Quelqu'un trouverait sûrement hilarant, pensa Voldemort, que son principal problème après la mort soit… la migraine. La destinée avait ce genre d'humour. Dommage que personnellement, il n'en ait jamais eu beaucoup. Mais honnêtement, que penser de cet enchaînement des faits ? Il était sur le chemin de la gloire, près d'endosser le titre du plus terrible des Seigneurs du Mal de tous les temps (ou du moins du dernier siècle). Il ne restait plus qu'une condition ridicule : tuer une famille pour faire un exemple. Pas de problème. Il avait emmené ses serviteurs les plus féroces, son petit escadron de la mort personnel, et les avait laissés à la porte pour admirer son travail : certaines choses devaient être faites personnellement. Pour la beauté du geste, au moins. Donc, arrivé à la porte, il avait tué le père. Bien. Après une pitoyable résistance et quelques cris, il avait tué la mère. Très bien. Le bébé aurait du être le plus facile juste lancer le sortilège de mort et viser entre les grands yeux verts. Et là, pas si bien. Non seulement le môme ne criait pas, ne pleurait pas et n'avait même pas l'air intimidé, mais en plus il avait des raisons de l'être : le premier avada qu'il avait pris avait rebondi sur son front pour revenir dans la figure de son assaillant. Qui s'était retrouvé sans corps. Ce qui était très perturbant, même quand on était un seigneur des ténèbres confirmé et qu'on en avait vu d'autres.

Il n'avait pas tout de suite compris ce qui s'était passé il s'était retrouvé d'un coup loin du berceau. Il avait repris ses esprits et voulu anéantir la punaise qui avait eu l'audace de lui exploser dans la figure : c'est quand sa main était passée à travers du berceau qu'il avait commencé à se douter de quelque chose. Après avoir repéré sa baguette sur le sol et essayé en vain de la ramasser, il avait vu ses craintes confirmées.

Il avait essayé de traîner son esprit désincarné dans l'escalier et à force de volonté y était arrivé. Et là, personne.

C'était le second choc de la soirée là non plus, il n'avait pas compris tout de suite.

Il avait du affronter la triste vérité :

Ses fidèles serviteurs avaient détalé comme des lapins !

Ah, il était joli l'escadron de la mort !

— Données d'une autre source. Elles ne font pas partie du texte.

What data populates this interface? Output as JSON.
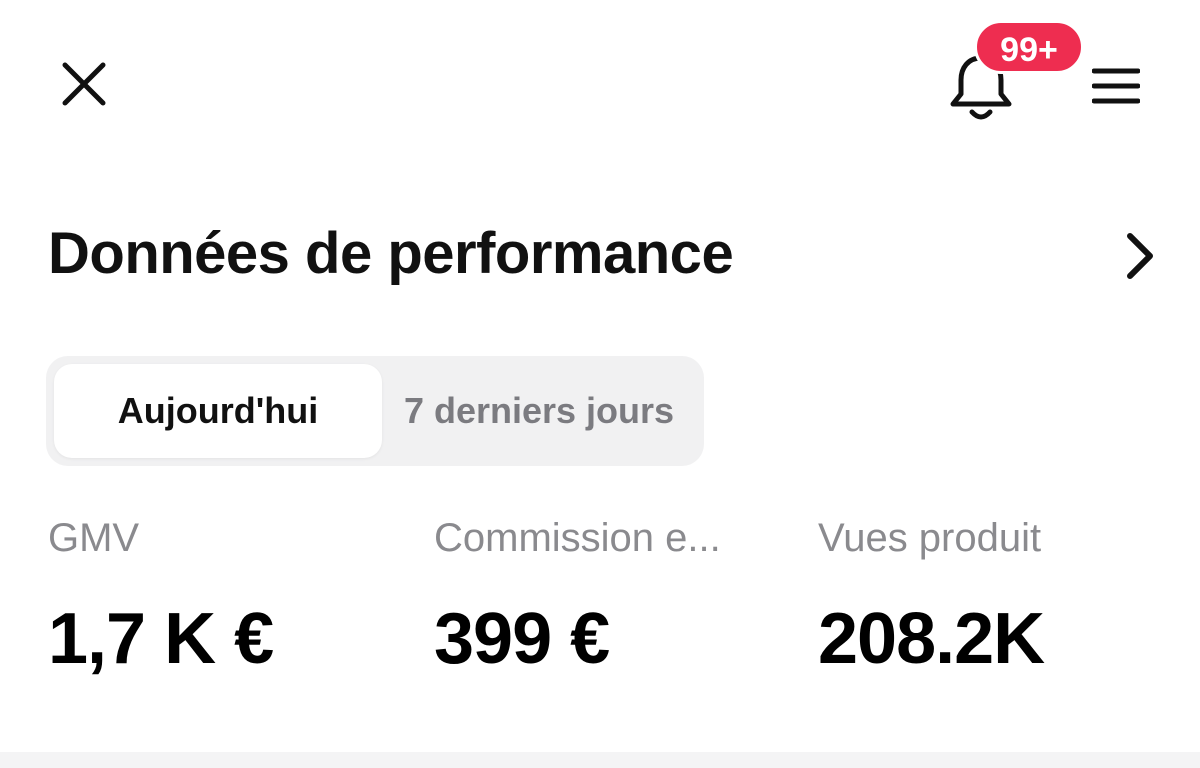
{
  "header": {
    "close_icon": "close-icon",
    "bell_icon": "bell-icon",
    "notification_badge": "99+",
    "badge_color": "#ee2d50",
    "menu_icon": "hamburger-menu-icon"
  },
  "section": {
    "title": "Données de performance",
    "chevron_icon": "chevron-right-icon"
  },
  "tabs": [
    {
      "label": "Aujourd'hui",
      "selected": true
    },
    {
      "label": "7 derniers jours",
      "selected": false
    }
  ],
  "metrics": [
    {
      "label": "GMV",
      "value": "1,7 K €"
    },
    {
      "label": "Commission e...",
      "value": "399 €"
    },
    {
      "label": "Vues produit",
      "value": "208.2K"
    }
  ]
}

Sans aide immédiate, son esprit avait dérivé, entraîné par une sorte de vent immatériel, de plus en plus loin. Il avait quitté l'Angleterre avant l'aube et ne s'était arrêté que deux ans plus tard, dans une forêt dense qu'il avait su plus tard être située quelque part en Roumanie. Il lui avait fallu également des années pour être en mesure d'exercer une certaine influence sur le monde physique, sans parler de posséder de nouveau un corps.

Il s'était demandé pourquoi il n'était pas mort et s'était vu répondre quand il s'était réincarné dans la peau d'un serpent : un lien l'unissait au maudit bébé qui l'avait détrôné et qui vivait maintenant une vie calme et heureuse.

Enfin pas si calme et heureuse.

Il était passé de serpent en serpent, jusqu'au moment où il était tombé sur Quirrel – qu'est-ce qu'il fichait là celui-là ! - et avait pu rentrer en Angleterre. Pas une situation idéale, mais il avait des plans et comptait bien les voir s'accomplir !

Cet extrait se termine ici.